The program requires random drug testing, and for the highest level of supervision an enrollee reports to the center four to six hours per day five days a week, plus two, four-hour community service shifts per week.

When a lower level of supervision is earned, reporting to the center is reduced to one to four hours per day three to five times weekly, plus one weekly four-hour community service shift.

The program provides classes of all types. While mental health and drug counseling are most important, Program Manager Francis X. Pisegna said, case management also includes GED, other education opportunities and employment training.

The idea is “to make them more successful when they go back to the community on their own,” he said.

By the time Scott Chevalier, 41, showed up last year, he was ready for the center’s approach. That wasn’t always the case.

Mr. Chevalier had just gotten out of jail — for the third time. His assault and battery conviction — the latest manifestation of a 20-plus-year cycle of drinking and doing heroin and cocaine, engaging in crime, going to jail, and then starting the cycle over again — resulted in a two-year sentence, with six months to serve and 18 months suspended with probation, he said.

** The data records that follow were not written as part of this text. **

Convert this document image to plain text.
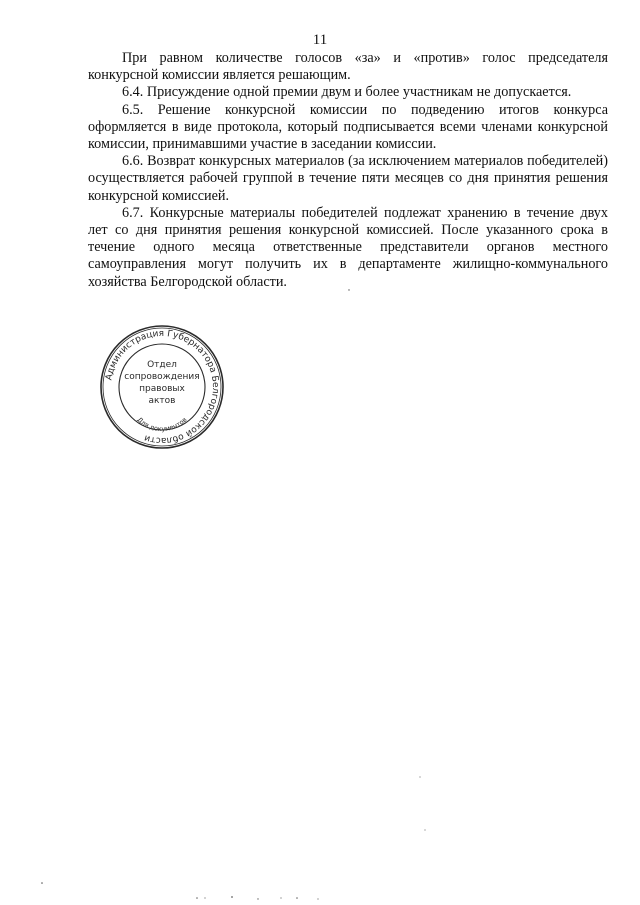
11

При равном количестве голосов «за» и «против» голос председателя конкурсной комиссии является решающим.

6.4. Присуждение одной премии двум и более участникам не допускается.

6.5. Решение конкурсной комиссии по подведению итогов конкурса оформляется в виде протокола, который подписывается всеми членами конкурсной комиссии, принимавшими участие в заседании комиссии.

6.6. Возврат конкурсных материалов (за исключением материалов победителей) осуществляется рабочей группой в течение пяти месяцев со дня принятия решения конкурсной комиссией.

6.7. Конкурсные материалы победителей подлежат хранению в течение двух лет со дня принятия решения конкурсной комиссией. После указанного срока в течение одного месяца ответственные представители органов местного самоуправления могут получить их в департаменте жилищно-коммунального хозяйства Белгородской области.

Администрация Губернатора Белгородской области
Отдел
сопровождения
правовых
актов
Для документов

But this sentence was different. The judge ordered him to community corrections after he served his jail time.

Mr. Chevalier decided Dismas House, a sober program for ex-prisoners, was what he needed, and he showed up at Community Corrections Oct. 28.

“When I came here, I had no direction,” Mr. Chevalier recalled.

Previously, he said, “I was a person who was very, very tough skinned on the outside but very scared on the inside. I was always afraid of rejection. So I hid behind alcohol and drugs. I’ve tried to stay clean, but I didn’t know how.

“This time around I realized enough was enough: Nothing changes if nothing changes. So I finally just put my guard down. I let go. I just surrendered and I let the program help me.”

And so Mr. Chevalier began taking the bus to arrive at the center at 8 a.m. and take three or four classes daily — drug and alcohol abuse prevention, a college preparatory session with education director Anthony Morano, “communicable disease classes, anger management, life skills — whatever they had, I took,” he said.

Mr. Chevalier said the community corrections program “teaches you structure and teaches you how to walk, talk, and be another person. Be a part of society again as a person, not to be that criminal mind against the public, be a criminal nuisance.”

He has become house manager at Dismas House and attends Quinsigamond Community College.

That is a steppingstone, he hopes, to a degree from Worcester State University, becoming a drug and alcohol counsel and “saving the world,” he laughs.

Mr. Chevalier is among the one or two out of 200 or 300 participants per year who achieve all of the steps of the program and leave in the minimum allowed time of 90 days, Mr. Pisegna said.

“Some guys are here a year,” the program director said. “They just don’t get it.”

Mr. Chevalier said: “A lot of people in jail feel this program is just a setup” for failure. “When people feel like that, it’s because they don’t want to do the right thing. They don’t want to change. They know they’re going to do wrong,” he said.

In fact, 88 percent of the drug screening tests at the center come back drug-free, Mr. Pisegna said. Mr. Gagnon said that statewide 30 percent of the participants violate probation or go back to jail through relapse or otherwise reoffending.